POOR POSTURE Along the same lines as sitting too long is the problem of poor posture. While hours of sitting can cause a problem, there are other culprits that drive you to hunch over. Your computer screen and keyboard might be too low, forcing you to lean down. Change up your workspace by raising your screen or the surface where your keyboard rests. You should be staring straight ahead at your screen and your keyboard should be even with your forearms when your elbows are bent at a 45-degree angle.
MENTAL FATIGUE When you worked remotely throughout the pandemic, you might have had the flexibility of setting your schedule and breaking up your hours when you’re most productive. When you’re working in an office, it’s very likely you have no option but to work the 9-to-5 business hours. These long periods of concentration can be a drain on you mentally, particularly if it’s exacerbated by stress, sensory distractions, or workplace drama. If you can, take frequent breaks, even if it’s only for five minutes.
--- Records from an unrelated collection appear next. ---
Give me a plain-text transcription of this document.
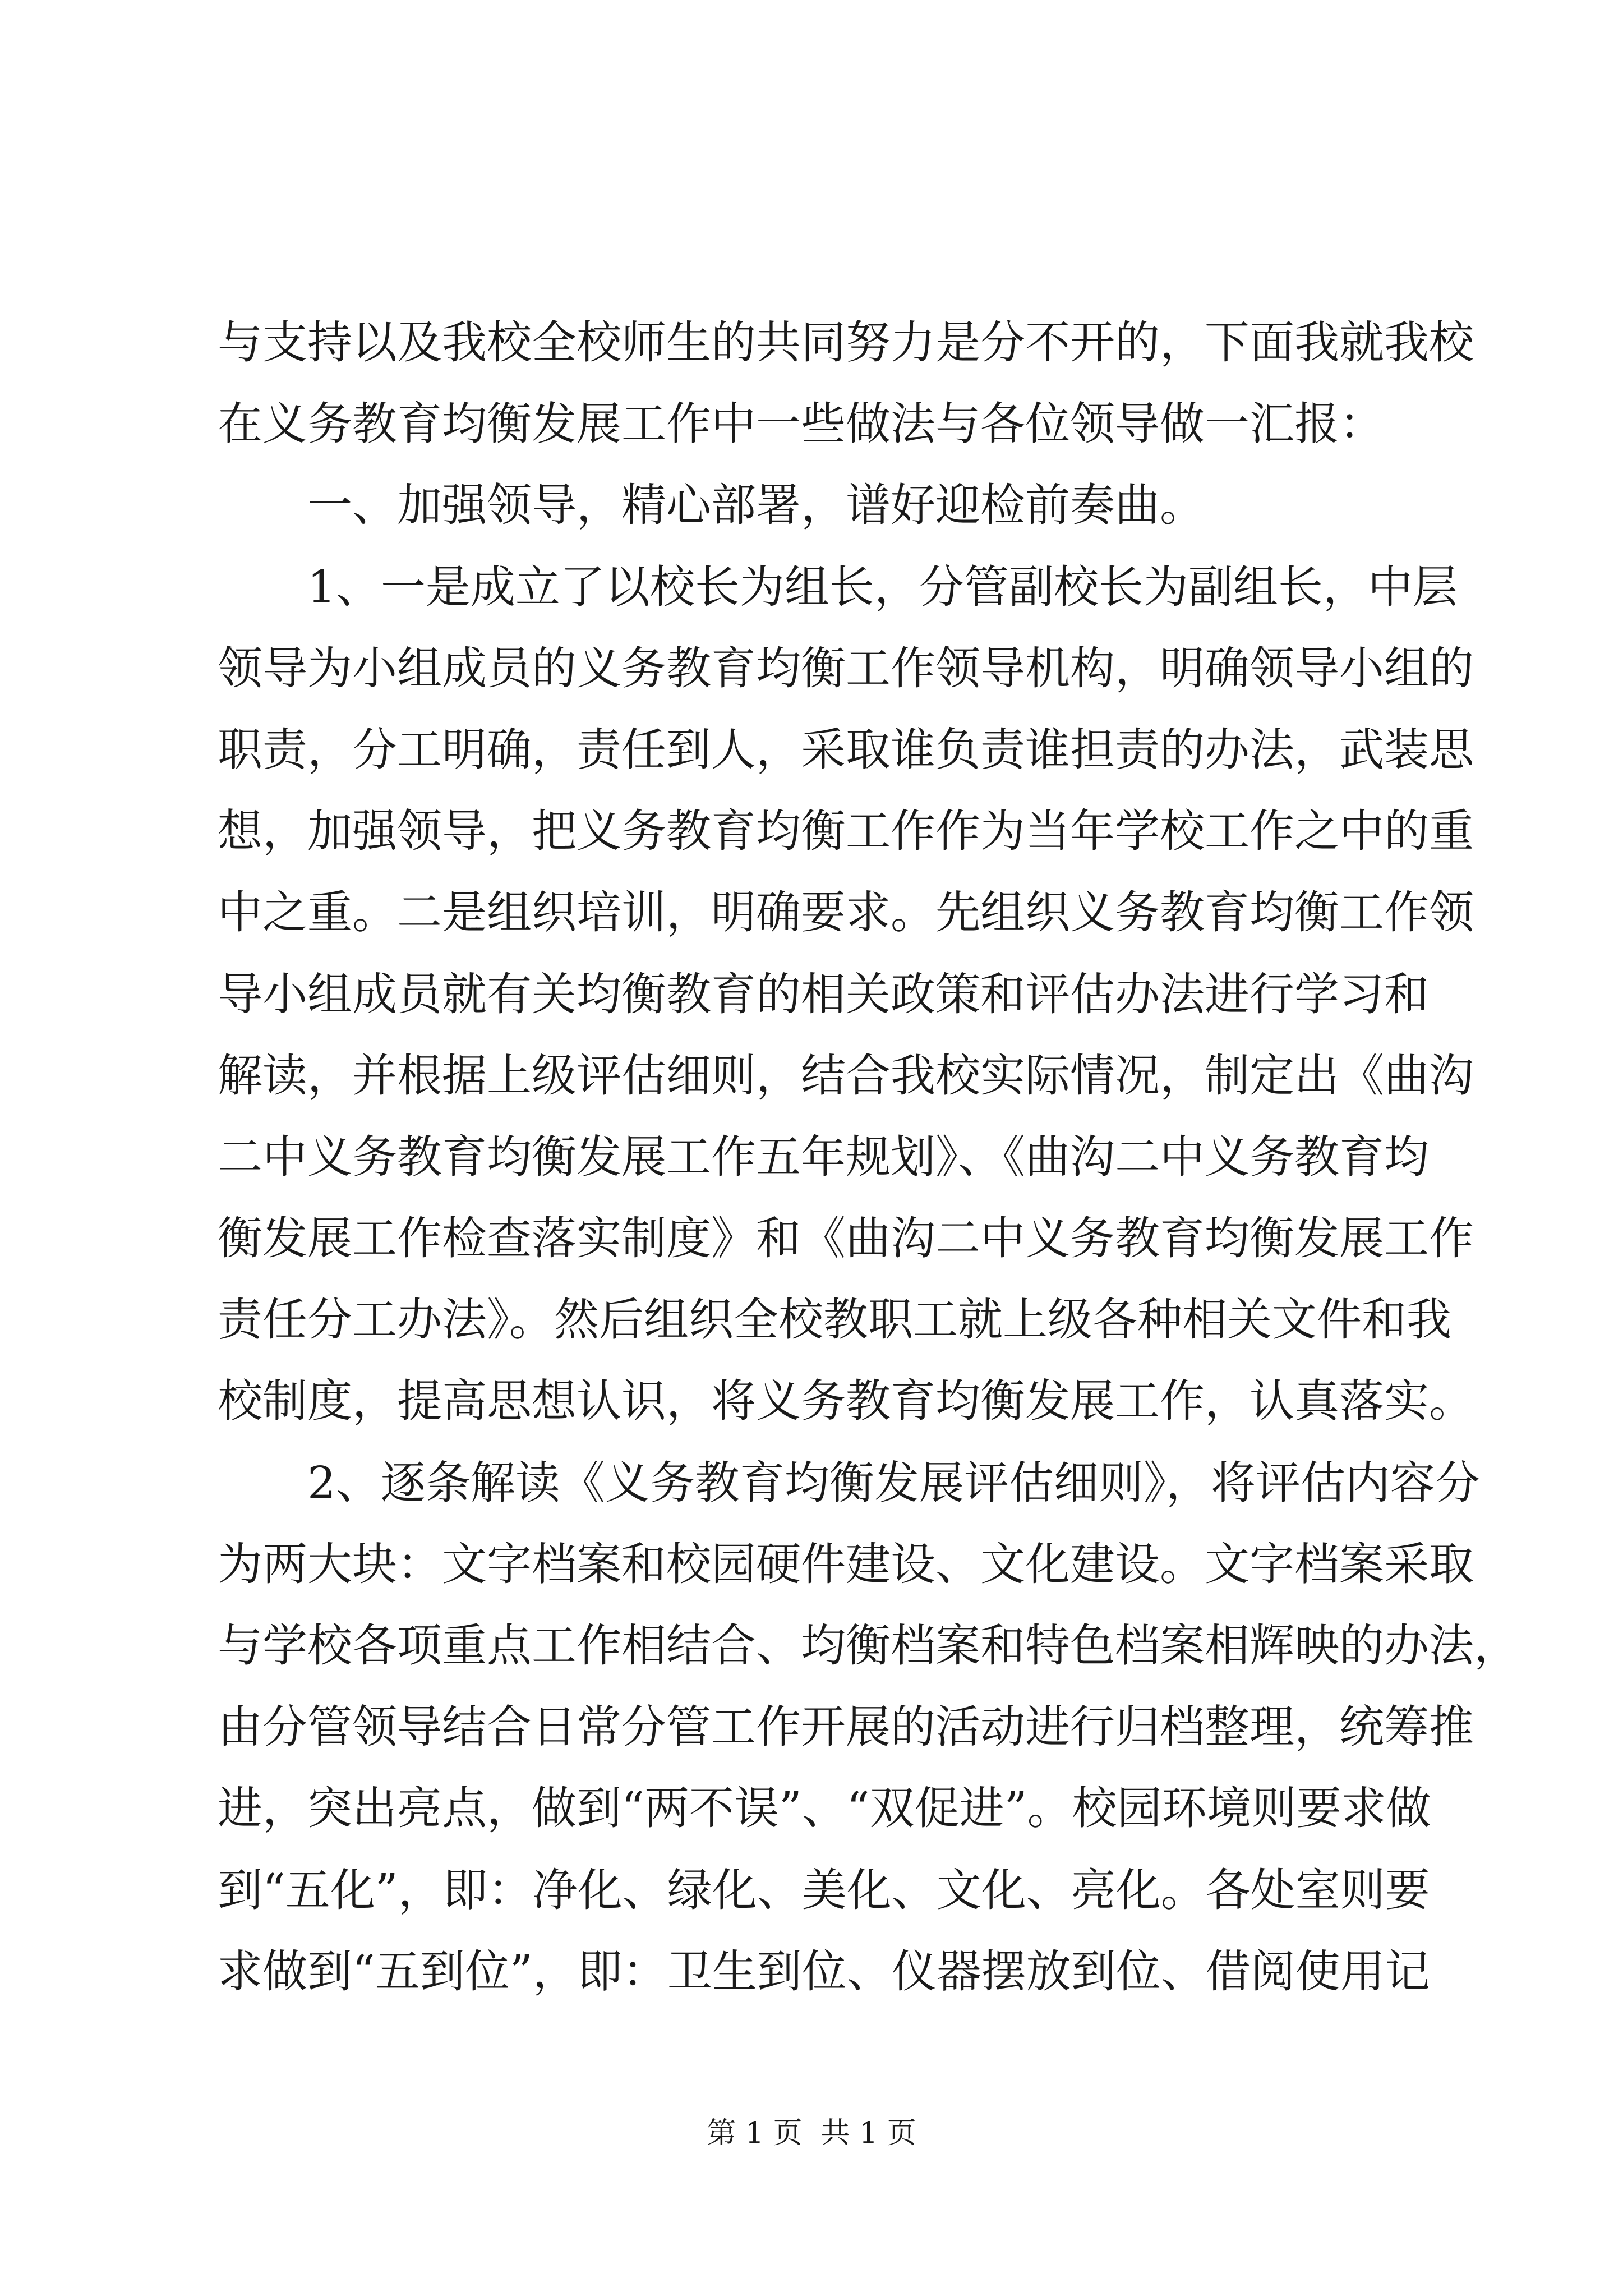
与支持以及我校全校师生的共同努力是分不开的，下面我就我校
在义务教育均衡发展工作中一些做法与各位领导做一汇报：
一、加强领导，精心部署，谱好迎检前奏曲。
1、一是成立了以校长为组长，分管副校长为副组长，中层
领导为小组成员的义务教育均衡工作领导机构，明确领导小组的
职责，分工明确，责任到人，采取谁负责谁担责的办法，武装思
想，加强领导，把义务教育均衡工作作为当年学校工作之中的重
中之重。二是组织培训，明确要求。先组织义务教育均衡工作领
导小组成员就有关均衡教育的相关政策和评估办法进行学习和
解读，并根据上级评估细则，结合我校实际情况，制定出《曲沟
二中义务教育均衡发展工作五年规划》、《曲沟二中义务教育均
衡发展工作检查落实制度》和《曲沟二中义务教育均衡发展工作
责任分工办法》。然后组织全校教职工就上级各种相关文件和我
校制度，提高思想认识，将义务教育均衡发展工作，认真落实。
2、逐条解读《义务教育均衡发展评估细则》，将评估内容分
为两大块：文字档案和校园硬件建设、文化建设。文字档案采取
与学校各项重点工作相结合、均衡档案和特色档案相辉映的办法，
由分管领导结合日常分管工作开展的活动进行归档整理，统筹推
进，突出亮点，做到“两不误”、“双促进”。校园环境则要求做
到“五化”，即：净化、绿化、美化、文化、亮化。各处室则要
求做到“五到位”，即：卫生到位、仪器摆放到位、借阅使用记
第 1 页  共 1 页
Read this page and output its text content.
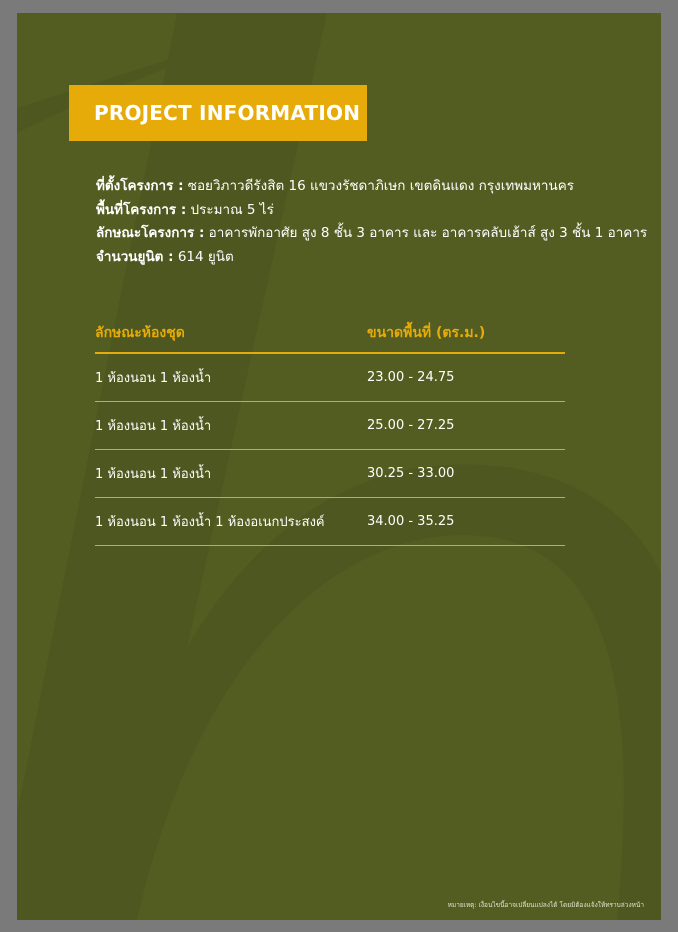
PROJECT INFORMATION
ที่ตั้งโครงการ : ซอยวิภาวดีรังสิต 16 แขวงรัชดาภิเษก เขตดินแดง กรุงเทพมหานคร
พื้นที่โครงการ : ประมาณ 5 ไร่
ลักษณะโครงการ : อาคารพักอาศัย สูง 8 ชั้น 3 อาคาร และ อาคารคลับเฮ้าส์ สูง 3 ชั้น 1 อาคาร
จำนวนยูนิต : 614 ยูนิต
ลักษณะห้องชุด	ขนาดพื้นที่ (ตร.ม.)
1 ห้องนอน 1 ห้องน้ำ	23.00 - 24.75
1 ห้องนอน 1 ห้องน้ำ	25.00 - 27.25
1 ห้องนอน 1 ห้องน้ำ	30.25 - 33.00
1 ห้องนอน 1 ห้องน้ำ 1 ห้องอเนกประสงค์	34.00 - 35.25
หมายเหตุ: เงื่อนไขนี้อาจเปลี่ยนแปลงได้ โดยมิต้องแจ้งให้ทราบล่วงหน้า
Disengage from work when you leave the office and get plenty of sleep at night so you can approach each day feeling refreshed.
NUTRITION Unless you take the time to pack your lunch every day, your options for food are usually limited to takeout from the nearest restaurant or deli. Depending on what you order, you could end up with a meal that has double the calories, fat, and sugar of something you would bring from home. If you’re looking to improve your diet when you’re at the office, the best thing you can do is take 10 minutes to pack a lunch every day (leftovers from last night’s dinner work great). If that’s not an option, at least keep your desk stocked with plenty of healthy snacks like nuts, fruit, and whole-grain crackers.